Foot Locker said non-GAAP earnings for the three months ending on November 3 came in at 95 cents a share, topping the Street forecast of 92 cents and rising 9.2% from the same period last year. Overall group revenues slipped marginally from last year, to $1.86 billion, but again came in ahead of analysts' estimates, as same store sales growth was tabbed at a better-than-expected 2.9%.
"The third quarter was a good one for us," CEO Dick Johnson told investors on a conference call late Tuesday. "We believe this positive performance should translate into the fourth quarter as well. But we are not resting, we're excited about the long-term growth opportunities we are developing to drive a further emotional connection with our consumers."

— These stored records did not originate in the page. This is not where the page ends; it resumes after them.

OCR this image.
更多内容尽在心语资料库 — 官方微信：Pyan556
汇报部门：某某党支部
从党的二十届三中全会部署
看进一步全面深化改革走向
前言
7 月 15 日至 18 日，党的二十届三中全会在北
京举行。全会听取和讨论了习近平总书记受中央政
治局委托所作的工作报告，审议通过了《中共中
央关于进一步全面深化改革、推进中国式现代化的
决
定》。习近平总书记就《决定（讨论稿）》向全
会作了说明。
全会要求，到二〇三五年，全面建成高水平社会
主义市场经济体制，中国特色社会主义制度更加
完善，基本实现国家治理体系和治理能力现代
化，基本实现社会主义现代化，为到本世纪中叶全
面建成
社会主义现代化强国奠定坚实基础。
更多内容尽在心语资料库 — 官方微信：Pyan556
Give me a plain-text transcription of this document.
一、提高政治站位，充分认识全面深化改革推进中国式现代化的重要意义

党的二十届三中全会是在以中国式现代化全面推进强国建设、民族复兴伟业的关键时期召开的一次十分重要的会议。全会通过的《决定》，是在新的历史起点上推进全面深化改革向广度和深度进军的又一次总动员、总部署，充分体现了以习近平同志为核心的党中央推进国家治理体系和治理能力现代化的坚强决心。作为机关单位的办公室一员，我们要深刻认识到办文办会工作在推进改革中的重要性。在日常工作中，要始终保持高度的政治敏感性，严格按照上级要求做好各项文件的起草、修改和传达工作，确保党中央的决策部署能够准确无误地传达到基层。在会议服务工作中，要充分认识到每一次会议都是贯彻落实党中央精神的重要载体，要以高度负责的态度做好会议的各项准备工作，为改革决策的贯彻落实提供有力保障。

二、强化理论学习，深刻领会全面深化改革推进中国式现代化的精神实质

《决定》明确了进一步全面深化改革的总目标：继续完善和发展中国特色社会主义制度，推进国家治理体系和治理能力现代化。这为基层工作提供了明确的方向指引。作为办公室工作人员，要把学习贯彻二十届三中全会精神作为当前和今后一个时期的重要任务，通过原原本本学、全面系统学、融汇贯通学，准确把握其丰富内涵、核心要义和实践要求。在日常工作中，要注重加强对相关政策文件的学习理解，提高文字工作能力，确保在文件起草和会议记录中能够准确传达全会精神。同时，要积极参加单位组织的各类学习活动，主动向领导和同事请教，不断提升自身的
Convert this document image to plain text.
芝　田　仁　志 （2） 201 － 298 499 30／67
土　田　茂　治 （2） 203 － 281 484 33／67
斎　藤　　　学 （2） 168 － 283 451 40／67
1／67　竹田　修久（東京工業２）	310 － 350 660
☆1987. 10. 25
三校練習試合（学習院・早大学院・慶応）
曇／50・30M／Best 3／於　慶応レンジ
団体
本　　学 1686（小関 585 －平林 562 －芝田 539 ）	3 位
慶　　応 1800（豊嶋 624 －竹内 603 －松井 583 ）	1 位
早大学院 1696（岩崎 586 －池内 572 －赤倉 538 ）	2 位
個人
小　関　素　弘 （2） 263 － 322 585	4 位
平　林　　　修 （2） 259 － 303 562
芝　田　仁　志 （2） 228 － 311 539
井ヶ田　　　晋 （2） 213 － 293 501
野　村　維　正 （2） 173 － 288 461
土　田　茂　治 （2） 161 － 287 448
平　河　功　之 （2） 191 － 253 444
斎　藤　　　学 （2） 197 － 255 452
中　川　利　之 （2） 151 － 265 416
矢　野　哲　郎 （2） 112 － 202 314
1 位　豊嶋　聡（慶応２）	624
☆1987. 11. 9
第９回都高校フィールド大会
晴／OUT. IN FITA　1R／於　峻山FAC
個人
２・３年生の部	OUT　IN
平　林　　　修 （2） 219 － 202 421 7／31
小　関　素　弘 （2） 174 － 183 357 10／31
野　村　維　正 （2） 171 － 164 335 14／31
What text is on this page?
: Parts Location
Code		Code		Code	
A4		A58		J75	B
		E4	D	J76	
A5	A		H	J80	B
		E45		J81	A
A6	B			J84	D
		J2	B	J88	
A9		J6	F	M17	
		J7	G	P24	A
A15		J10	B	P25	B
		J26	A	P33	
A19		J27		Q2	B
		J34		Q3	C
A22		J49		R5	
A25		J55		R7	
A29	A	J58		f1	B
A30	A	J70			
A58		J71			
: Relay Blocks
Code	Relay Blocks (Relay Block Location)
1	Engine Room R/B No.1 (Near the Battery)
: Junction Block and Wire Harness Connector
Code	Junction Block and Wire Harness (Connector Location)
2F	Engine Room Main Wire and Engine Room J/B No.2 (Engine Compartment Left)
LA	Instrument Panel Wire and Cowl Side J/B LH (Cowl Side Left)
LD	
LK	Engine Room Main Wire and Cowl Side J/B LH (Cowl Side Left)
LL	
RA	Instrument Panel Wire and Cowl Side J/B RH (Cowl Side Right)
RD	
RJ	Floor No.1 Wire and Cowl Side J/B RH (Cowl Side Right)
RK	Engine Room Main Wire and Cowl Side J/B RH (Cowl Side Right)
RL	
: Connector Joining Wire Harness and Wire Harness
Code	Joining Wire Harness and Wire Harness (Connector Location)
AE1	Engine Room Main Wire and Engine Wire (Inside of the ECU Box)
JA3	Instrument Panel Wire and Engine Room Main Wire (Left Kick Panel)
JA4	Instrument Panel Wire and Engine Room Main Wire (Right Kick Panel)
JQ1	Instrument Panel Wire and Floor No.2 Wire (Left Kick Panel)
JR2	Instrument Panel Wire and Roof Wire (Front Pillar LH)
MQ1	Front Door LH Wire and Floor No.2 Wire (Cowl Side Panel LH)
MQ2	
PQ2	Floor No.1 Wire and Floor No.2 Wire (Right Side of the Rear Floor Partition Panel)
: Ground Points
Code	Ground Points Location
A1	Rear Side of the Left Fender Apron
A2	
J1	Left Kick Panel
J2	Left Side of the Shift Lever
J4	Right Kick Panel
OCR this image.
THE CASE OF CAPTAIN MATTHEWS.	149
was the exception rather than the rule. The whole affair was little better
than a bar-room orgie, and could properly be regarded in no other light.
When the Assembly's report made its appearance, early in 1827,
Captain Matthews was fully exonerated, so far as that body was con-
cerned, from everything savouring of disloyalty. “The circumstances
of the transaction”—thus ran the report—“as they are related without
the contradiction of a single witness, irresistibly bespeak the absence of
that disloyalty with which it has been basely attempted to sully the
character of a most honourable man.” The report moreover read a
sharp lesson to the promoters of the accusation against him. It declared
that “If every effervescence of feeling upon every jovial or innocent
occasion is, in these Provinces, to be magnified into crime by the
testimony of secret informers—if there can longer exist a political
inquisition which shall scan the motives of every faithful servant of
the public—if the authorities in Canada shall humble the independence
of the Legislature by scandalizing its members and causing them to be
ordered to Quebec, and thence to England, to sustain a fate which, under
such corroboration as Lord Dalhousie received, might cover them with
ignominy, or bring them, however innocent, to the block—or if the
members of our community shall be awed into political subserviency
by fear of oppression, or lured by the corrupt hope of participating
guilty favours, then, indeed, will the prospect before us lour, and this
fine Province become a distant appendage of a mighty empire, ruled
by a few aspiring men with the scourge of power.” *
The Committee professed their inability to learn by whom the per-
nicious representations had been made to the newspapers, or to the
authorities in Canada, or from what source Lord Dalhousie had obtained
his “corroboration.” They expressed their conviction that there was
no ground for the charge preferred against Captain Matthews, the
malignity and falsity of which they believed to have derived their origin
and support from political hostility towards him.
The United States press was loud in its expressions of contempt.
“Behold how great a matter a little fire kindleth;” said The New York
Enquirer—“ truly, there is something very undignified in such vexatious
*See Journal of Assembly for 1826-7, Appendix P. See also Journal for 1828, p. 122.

"These include having the most sought-after assortments, partnering with the best brands in the world to deliver innovative products and storytelling and bringing incredible experiences to consumers through our improving digital capabilities and progress on making our stores even more unique and exciting destinations," he added.
Foot Locker shares were marked 15.5% higher at $53.17 each, the highest since late June and a move swings the stock into positive territory for the year and value the New York, N.Y.-based retailer at just over $6.1 billion.
"Last quarter, we were surprised that the company's results weren't better, and, this quarter, we're surprised they weren't worse," said Pivotal Research Group analyst Mitch Kummentz. "We believe Foot Locker's running strength speaks to the benefit of improved depth and flow of premium product, and we expect this to help drive the company's (fourth quarter same store sales) as well."